= Grotthuss mechanism =

Protons hopping across hydrogen bonds between hydronium ions and water molecules

Protons tunnel across a series of hydrogen bonds between hydronium ions and water molecules.

The Grotthuss mechanism (also known as proton jumping) is a model for the process by which an 'excess' proton diffuses through the hydrogen bond network of water molecules or other hydrogen-bonded liquids through the formation and concomitant cleavage of covalent bonds involving neighboring molecules.

In his 1806 publication “Theory of decomposition of liquids by electrical currents”, Theodor Grotthuss proposed a theory of water conductivity. Grotthuss envisioned the electrolytic reaction as a sort of ‘bucket line’ where each oxygen atom simultaneously passes and receives a single hydrogen ion.
It was an astonishing theory to propose at the time, since the water molecule was thought to be OH, not H_{2}O, and the existence of ions was not fully understood.
On its 200th anniversary, his article was reviewed by Cukierman.

Although Grotthuss was using an incorrect empirical formula of water, his description of the passing of protons through the cooperation of neighboring water molecules proved prescient.

Lemont Kier suggested that proton hopping may be an important mechanism for nerve transduction.

==Proton transport mechanism and proton-hopping mechanism==
The Grotthuss mechanism is now a general name for the proton-hopping mechanism. In liquid water the solvation of the excess proton is idealized by two forms: the H_{9}O_{4}^{+} (Eigen cation) or H_{5}O_{2}^{+} (Zundel cation). While the transport mechanism is believed to involve the inter-conversion between these two solvation structures, the details of the hopping and transport mechanism is still debated.
Currently there are two plausible mechanisms:
1. Eigen to Zundel to Eigen (E–Z–E), on the basis of experimental NMR data,
2. Zundel to Zundel (Z–Z), on the basis of molecular dynamics simulation.

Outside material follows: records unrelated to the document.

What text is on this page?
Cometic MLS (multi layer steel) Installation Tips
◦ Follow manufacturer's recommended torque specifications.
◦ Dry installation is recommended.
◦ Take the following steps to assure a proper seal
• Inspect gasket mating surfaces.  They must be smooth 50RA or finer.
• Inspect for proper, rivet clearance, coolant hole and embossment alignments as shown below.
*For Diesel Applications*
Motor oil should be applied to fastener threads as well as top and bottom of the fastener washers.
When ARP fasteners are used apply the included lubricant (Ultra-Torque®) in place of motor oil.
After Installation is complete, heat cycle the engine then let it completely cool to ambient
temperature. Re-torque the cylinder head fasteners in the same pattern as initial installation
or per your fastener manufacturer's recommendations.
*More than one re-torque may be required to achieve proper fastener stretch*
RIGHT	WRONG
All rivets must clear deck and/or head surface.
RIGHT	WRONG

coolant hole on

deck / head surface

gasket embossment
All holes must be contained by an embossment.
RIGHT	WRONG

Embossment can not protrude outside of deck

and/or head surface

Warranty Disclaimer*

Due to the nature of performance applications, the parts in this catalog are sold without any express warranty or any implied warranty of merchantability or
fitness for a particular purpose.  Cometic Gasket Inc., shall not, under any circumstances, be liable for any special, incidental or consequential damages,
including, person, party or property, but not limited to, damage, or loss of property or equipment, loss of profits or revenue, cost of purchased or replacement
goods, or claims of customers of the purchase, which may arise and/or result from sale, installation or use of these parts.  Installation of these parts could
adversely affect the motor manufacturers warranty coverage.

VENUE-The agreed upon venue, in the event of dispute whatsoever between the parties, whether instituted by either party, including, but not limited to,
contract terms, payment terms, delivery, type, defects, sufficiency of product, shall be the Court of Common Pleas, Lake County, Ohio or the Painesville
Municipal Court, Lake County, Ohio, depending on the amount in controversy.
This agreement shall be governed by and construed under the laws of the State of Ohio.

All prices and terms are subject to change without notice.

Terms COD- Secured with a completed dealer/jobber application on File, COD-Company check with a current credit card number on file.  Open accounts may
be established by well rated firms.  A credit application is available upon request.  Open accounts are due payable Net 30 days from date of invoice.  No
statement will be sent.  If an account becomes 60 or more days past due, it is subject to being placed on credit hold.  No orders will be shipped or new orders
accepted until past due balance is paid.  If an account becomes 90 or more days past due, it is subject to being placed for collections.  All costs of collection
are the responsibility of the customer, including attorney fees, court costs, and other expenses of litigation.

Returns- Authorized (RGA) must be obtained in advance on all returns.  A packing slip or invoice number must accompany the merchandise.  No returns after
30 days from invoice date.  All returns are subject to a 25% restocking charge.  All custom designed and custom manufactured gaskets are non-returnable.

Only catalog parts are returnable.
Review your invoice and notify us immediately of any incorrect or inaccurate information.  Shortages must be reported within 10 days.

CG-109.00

The calculated energetics of the hydronium solvation shells were reported in 2007 and it was suggested that the activation energies of the two proposed mechanisms do not agree with their calculated hydrogen bond strengths, but mechanism 1 might be the better candidate of the two.

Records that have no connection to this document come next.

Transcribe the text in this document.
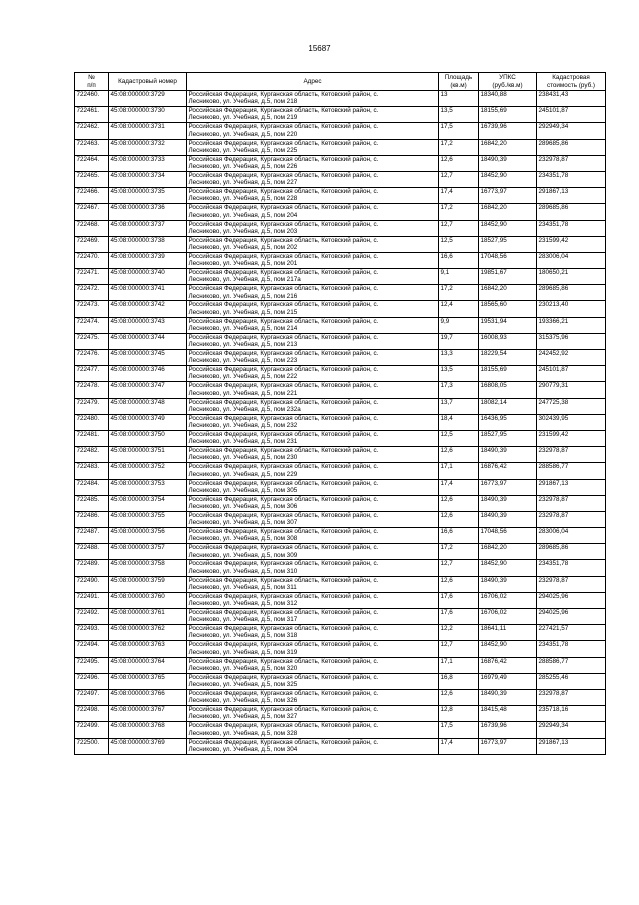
15687
№
п/п	Кадастровый номер	Адрес	Площадь
(кв.м)	УПКС
(руб./кв.м)	Кадастровая
стоимость (руб.)
722460.	45:08:000000:3729	Российская Федерация, Курганская область, Кетовский район, с.
Лесниково, ул. Учебная, д.5, пом 218	13	18340,88	238431,43
722461.	45:08:000000:3730	Российская Федерация, Курганская область, Кетовский район, с.
Лесниково, ул. Учебная, д.5, пом 219	13,5	18155,69	245101,87
722462.	45:08:000000:3731	Российская Федерация, Курганская область, Кетовский район, с.
Лесниково, ул. Учебная, д.5, пом 220	17,5	16739,96	292949,34
722463.	45:08:000000:3732	Российская Федерация, Курганская область, Кетовский район, с.
Лесниково, ул. Учебная, д.5, пом 225	17,2	16842,20	289685,86
722464.	45:08:000000:3733	Российская Федерация, Курганская область, Кетовский район, с.
Лесниково, ул. Учебная, д.5, пом 226	12,6	18490,39	232978,87
722465.	45:08:000000:3734	Российская Федерация, Курганская область, Кетовский район, с.
Лесниково, ул. Учебная, д.5, пом 227	12,7	18452,90	234351,78
722466.	45:08:000000:3735	Российская Федерация, Курганская область, Кетовский район, с.
Лесниково, ул. Учебная, д.5, пом 228	17,4	16773,97	291867,13
722467.	45:08:000000:3736	Российская Федерация, Курганская область, Кетовский район, с.
Лесниково, ул. Учебная, д.5, пом 204	17,2	16842,20	289685,86
722468.	45:08:000000:3737	Российская Федерация, Курганская область, Кетовский район, с.
Лесниково, ул. Учебная, д.5, пом 203	12,7	18452,90	234351,78
722469.	45:08:000000:3738	Российская Федерация, Курганская область, Кетовский район, с.
Лесниково, ул. Учебная, д.5, пом 202	12,5	18527,95	231599,42
722470.	45:08:000000:3739	Российская Федерация, Курганская область, Кетовский район, с.
Лесниково, ул. Учебная, д.5, пом 201	16,6	17048,56	283006,04
722471.	45:08:000000:3740	Российская Федерация, Курганская область, Кетовский район, с.
Лесниково, ул. Учебная, д.5, пом 217а	9,1	19851,67	180650,21
722472.	45:08:000000:3741	Российская Федерация, Курганская область, Кетовский район, с.
Лесниково, ул. Учебная, д.5, пом 216	17,2	16842,20	289685,86
722473.	45:08:000000:3742	Российская Федерация, Курганская область, Кетовский район, с.
Лесниково, ул. Учебная, д.5, пом 215	12,4	18565,60	230213,40
722474.	45:08:000000:3743	Российская Федерация, Курганская область, Кетовский район, с.
Лесниково, ул. Учебная, д.5, пом 214	9,9	19531,94	193366,21
722475.	45:08:000000:3744	Российская Федерация, Курганская область, Кетовский район, с.
Лесниково, ул. Учебная, д.5, пом 213	19,7	16008,93	315375,96
722476.	45:08:000000:3745	Российская Федерация, Курганская область, Кетовский район, с.
Лесниково, ул. Учебная, д.5, пом 223	13,3	18229,54	242452,92
722477.	45:08:000000:3746	Российская Федерация, Курганская область, Кетовский район, с.
Лесниково, ул. Учебная, д.5, пом 222	13,5	18155,69	245101,87
722478.	45:08:000000:3747	Российская Федерация, Курганская область, Кетовский район, с.
Лесниково, ул. Учебная, д.5, пом 221	17,3	16808,05	290779,31
722479.	45:08:000000:3748	Российская Федерация, Курганская область, Кетовский район, с.
Лесниково, ул. Учебная, д.5, пом 232а	13,7	18082,14	247725,38
722480.	45:08:000000:3749	Российская Федерация, Курганская область, Кетовский район, с.
Лесниково, ул. Учебная, д.5, пом 232	18,4	16436,95	302439,95
722481.	45:08:000000:3750	Российская Федерация, Курганская область, Кетовский район, с.
Лесниково, ул. Учебная, д.5, пом 231	12,5	18527,95	231599,42
722482.	45:08:000000:3751	Российская Федерация, Курганская область, Кетовский район, с.
Лесниково, ул. Учебная, д.5, пом 230	12,6	18490,39	232978,87
722483.	45:08:000000:3752	Российская Федерация, Курганская область, Кетовский район, с.
Лесниково, ул. Учебная, д.5, пом 229	17,1	16876,42	288586,77
722484.	45:08:000000:3753	Российская Федерация, Курганская область, Кетовский район, с.
Лесниково, ул. Учебная, д.5, пом 305	17,4	16773,97	291867,13
722485.	45:08:000000:3754	Российская Федерация, Курганская область, Кетовский район, с.
Лесниково, ул. Учебная, д.5, пом 306	12,6	18490,39	232978,87
722486.	45:08:000000:3755	Российская Федерация, Курганская область, Кетовский район, с.
Лесниково, ул. Учебная, д.5, пом 307	12,6	18490,39	232978,87
722487.	45:08:000000:3756	Российская Федерация, Курганская область, Кетовский район, с.
Лесниково, ул. Учебная, д.5, пом 308	16,6	17048,56	283006,04
722488.	45:08:000000:3757	Российская Федерация, Курганская область, Кетовский район, с.
Лесниково, ул. Учебная, д.5, пом 309	17,2	16842,20	289685,86
722489.	45:08:000000:3758	Российская Федерация, Курганская область, Кетовский район, с.
Лесниково, ул. Учебная, д.5, пом 310	12,7	18452,90	234351,78
722490.	45:08:000000:3759	Российская Федерация, Курганская область, Кетовский район, с.
Лесниково, ул. Учебная, д.5, пом 311	12,6	18490,39	232978,87
722491.	45:08:000000:3760	Российская Федерация, Курганская область, Кетовский район, с.
Лесниково, ул. Учебная, д.5, пом 312	17,6	16706,02	294025,96
722492.	45:08:000000:3761	Российская Федерация, Курганская область, Кетовский район, с.
Лесниково, ул. Учебная, д.5, пом 317	17,6	16706,02	294025,96
722493.	45:08:000000:3762	Российская Федерация, Курганская область, Кетовский район, с.
Лесниково, ул. Учебная, д.5, пом 318	12,2	18641,11	227421,57
722494.	45:08:000000:3763	Российская Федерация, Курганская область, Кетовский район, с.
Лесниково, ул. Учебная, д.5, пом 319	12,7	18452,90	234351,78
722495.	45:08:000000:3764	Российская Федерация, Курганская область, Кетовский район, с.
Лесниково, ул. Учебная, д.5, пом 320	17,1	16876,42	288586,77
722496.	45:08:000000:3765	Российская Федерация, Курганская область, Кетовский район, с.
Лесниково, ул. Учебная, д.5, пом 325	16,8	16979,49	285255,46
722497.	45:08:000000:3766	Российская Федерация, Курганская область, Кетовский район, с.
Лесниково, ул. Учебная, д.5, пом 326	12,6	18490,39	232978,87
722498.	45:08:000000:3767	Российская Федерация, Курганская область, Кетовский район, с.
Лесниково, ул. Учебная, д.5, пом 327	12,8	18415,48	235718,16
722499.	45:08:000000:3768	Российская Федерация, Курганская область, Кетовский район, с.
Лесниково, ул. Учебная, д.5, пом 328	17,5	16739,96	292949,34
722500.	45:08:000000:3769	Российская Федерация, Курганская область, Кетовский район, с.
Лесниково, ул. Учебная, д.5, пом 304	17,4	16773,97	291867,13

By use of conditional and time-dependent radial distribution functions (RDF), it was shown that the hydronium RDF can be decomposed into contributions from two distinct structures, Eigen and Zundel. The first peak in g(r) (the RDF) of the Eigen structure is similar to the equilibrium, standard RDF, only slightly more ordered, while the first peak of the Zundel structure is actually split into two peaks. The actual proton transfer (PT) event was then traced (after synchronizing all PT events so that t=0 is the actual event time), revealing that the hydronium indeed starts from an Eigen state, and quickly transforms into the Zundel state as the proton is being transferred, with the first peak of g(r) splitting into two.

For a number of important gas phase reactions, like the hydration of carbon dioxide, a Grotthuss-like mechanism involving concerted proton hopping over several water molecules at the same time has been shown to describe the reaction kinetics.
This Grotthuss-like concerted proton transfer seems to be especially important for atmospheric chemistry reactions, like the hydration of sulfur oxides,
the hydrolysis of chlorine nitrate
and other reactions important for ozone depletion.

==The anomalous diffusion of protons==
The Grotthuss mechanism, along with the relative lightness and small size (ionic radius) of the proton, explains the unusually high diffusion rate of the proton in an electric field, relative to that of other common cations whose movement is due simply to acceleration by the field. Random thermal motion opposes the movement of both protons and other cations. Quantum tunnelling becomes more probable the smaller the mass of the cation is, and the proton is the lightest possible stable cation. Thus there is a minor effect from quantum tunnelling also, although it dominates at low temperatures only.

Electromobility of cations in an electrical field
| Cation (—) | Electrical mobility (cm^{2} s^{−1} V^{−1}) |
| Na^{+} | 0.519 × 10^{−3} |
| K^{+} | 0.762 × 10^{−3} |
| NH_{4}^{+} | 0.763 × 10^{−3} |
| H^{+} | 3.62 × 10^{−3} |

==Possible alternative mechanism==
Some evidence from theoretical calculations, supported by recent X-ray absorption spectroscopy findings, has suggested an alternative mechanism in which the proton is attached to a "train" of three water molecules as it moves through the liquid.